The larger plot sizes north of the city centre clearly illustrate the area’s suburban qualities (although exceptions can be found near the naval dockyard and along Gottingen street, close to military exercise grounds where soldiers and workers lived).
So what does this mean for Halifax today? This plot configuration yielded high densities for Halifax, and was certainly not an obstacle for the future modernization of the city. But, like many other cities, parts of Halifax still bear the scars of various phases of urban renewal. Today, many of these same pieces are once again being considered for renewal and renovation. Should the city evolve within its current structure or tear down and start again?
Looking to a piece of the city centre highly altered from its original form (see images below), the changes to the street are significant – from a close-knit fabric still evident in 1957 to a loose weave at best (1997). There is little doubt that this area of the city has unraveled to a point where it is no longer a coherent or legible piece of the city. It is also a piece of the city ripe for redevelopment (most notably, the Cogswell Interchange site) and demands reorganization. The images that follow are based on analysis presented in Beverly Sandalack and Andrei Nicolai’s Urban Structure – Halifax. An Urban Design Approach (1998, TUNS Press), one of the few published morphological studies of Halifax.
The condition of this particular area is most devastating to the pedestrian. By enlarging the grain of the city, porosity has been reduced – choice for the user, as she or he navigates between places, has been reduced. Reciprocity of lines and paths has moved toward singularity. The complexity and overlap inherent to all things urban is simplified and, therefore, less capable of adapting to the changes occurring around it.
The last image (below) is made up of three layers – an aerial view of the city today, the plot structure of 1957 (white lines), and building coverage and commercial distribution from 1997 (back lines and dotes; dated, but still accurate). Whereas services were well-distributed throughout the fabric in 1957, commercial activity has been clustered in larger buildings, often around internal – private – streets. But despite its current state, this areas remain a critical threshold between the city centre and the north (sub)urban areas.

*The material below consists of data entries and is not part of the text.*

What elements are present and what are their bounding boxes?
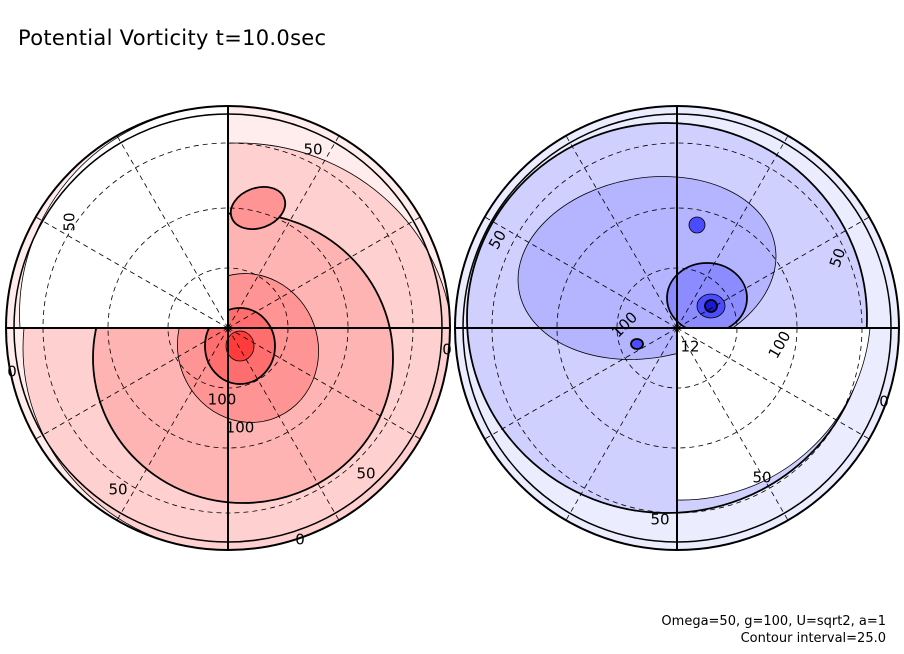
contour-label: 50 — [108, 481, 127, 499]
contour-label: 0 — [442, 341, 452, 359]
contour-label: 50 — [752, 469, 771, 487]
meridian-line — [676, 327, 870, 440]
hemisphere-outline — [454, 105, 900, 551]
contour-label: 50 — [61, 212, 79, 231]
meridian-line — [484, 216, 678, 329]
hemisphere-outline — [5, 105, 451, 551]
meridian-line — [676, 135, 789, 329]
meridian-line — [676, 216, 870, 329]
contour-label: 50 — [826, 246, 849, 270]
meridian-line — [116, 327, 229, 521]
contour-level-4 — [630, 338, 644, 350]
parameters-text: Omega=50, g=100, U=sqrt2, a=1 — [661, 614, 886, 629]
meridian-line — [565, 327, 678, 521]
contour-label: 0 — [879, 393, 889, 411]
northern-hemisphere-panel: 50 50 0 100 100 50 50 0 — [5, 105, 451, 551]
meridian-line — [227, 327, 421, 440]
contour-label: 50 — [650, 511, 669, 529]
outer-contour — [462, 113, 892, 543]
contour-label: 12 — [680, 338, 699, 356]
meridian-line — [227, 216, 421, 329]
contour-label: 100 — [226, 419, 255, 437]
contour-label: 0 — [7, 363, 17, 381]
meridian-line — [484, 327, 678, 440]
meridian-line — [35, 216, 229, 329]
chart-footer: Omega=50, g=100, U=sqrt2, a=1 Contour in… — [661, 613, 886, 647]
meridian-line — [116, 135, 229, 329]
meridian-line — [35, 327, 229, 440]
meridian-line — [227, 135, 340, 329]
contour-interval-text: Contour interval=25.0 — [740, 631, 886, 646]
contour-level-3 — [229, 186, 287, 230]
contour-level-4 — [688, 216, 706, 234]
chart-title: Potential Vorticity t=10.0sec — [18, 26, 327, 50]
meridian-line — [227, 327, 340, 521]
contour-level-5 — [225, 330, 255, 362]
contour-label: 50 — [303, 141, 322, 159]
meridian-line — [565, 135, 678, 329]
contour-label: 0 — [295, 531, 305, 549]
outer-contour — [13, 113, 443, 543]
contour-level-5 — [704, 299, 718, 313]
contour-label: 100 — [208, 391, 237, 409]
meridian-line — [676, 327, 789, 521]
contour-label: 50 — [356, 465, 375, 483]
zero-region — [19, 106, 229, 329]
zero-region — [676, 327, 871, 501]
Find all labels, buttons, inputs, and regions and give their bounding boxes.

With these maps and diagrams, (at least) three elements that define the quality of (life in) the city are presented: the landscape, the building (defined by plot), and the resulting grain of the urban tissue or fabric. While neither the original grid nor current configuration is connected to the regional topography, the small plot size effectively forged a new, and highly legible topography that mimicked the ground below. The same cannot be said for the superblocks that house Scotia Square or the Metro Centre. Considering these elements of urbanity – building, plot, landscape – are current redevelopment projects being designed with context in mind? What do they produce as building? As fabric? As landscape? What do they reproduce and does this reproduction strengthen or weaken existing conditions?
With the impending construction of a new convention centre and the eventual redevelopment of the Cogswell Interchange, it is necessary to revisit the history of these sites to uncover challenges and potential, and to envision alternatives to what is proposed that move beyond a new development vs. protecting heritage debate; reality is much more complex and heritage is too subjective. Instead, it is better to try and imagine a city that is neither stuck in the past nor chasing the future – how can we make the city come alive for its inhabitants today, so we are not left stumbling through either a museum or theme park?
More than buildings, heritage can be represented in the qualities of the city and, in this case, through the historic parcelization of the city. And it is this high level of density, achieved through the configuration of plot structure, that demonstrates the true strength of heritage in Halifax. The city’s heritage unveils a high-density approach to city building that moves beyond the superblock or tower. By viewing density outside of the confines of the box (building), and looking to the plot and landscape, urban density can be better defined as a high degree of variation – density as diversity in culture and lifestyle. But rather than trying to rediscover this heritage through the principles of New Urbanism or the policy of form-based codes, how can we use the heritage of this place to design a city that only gets better with age?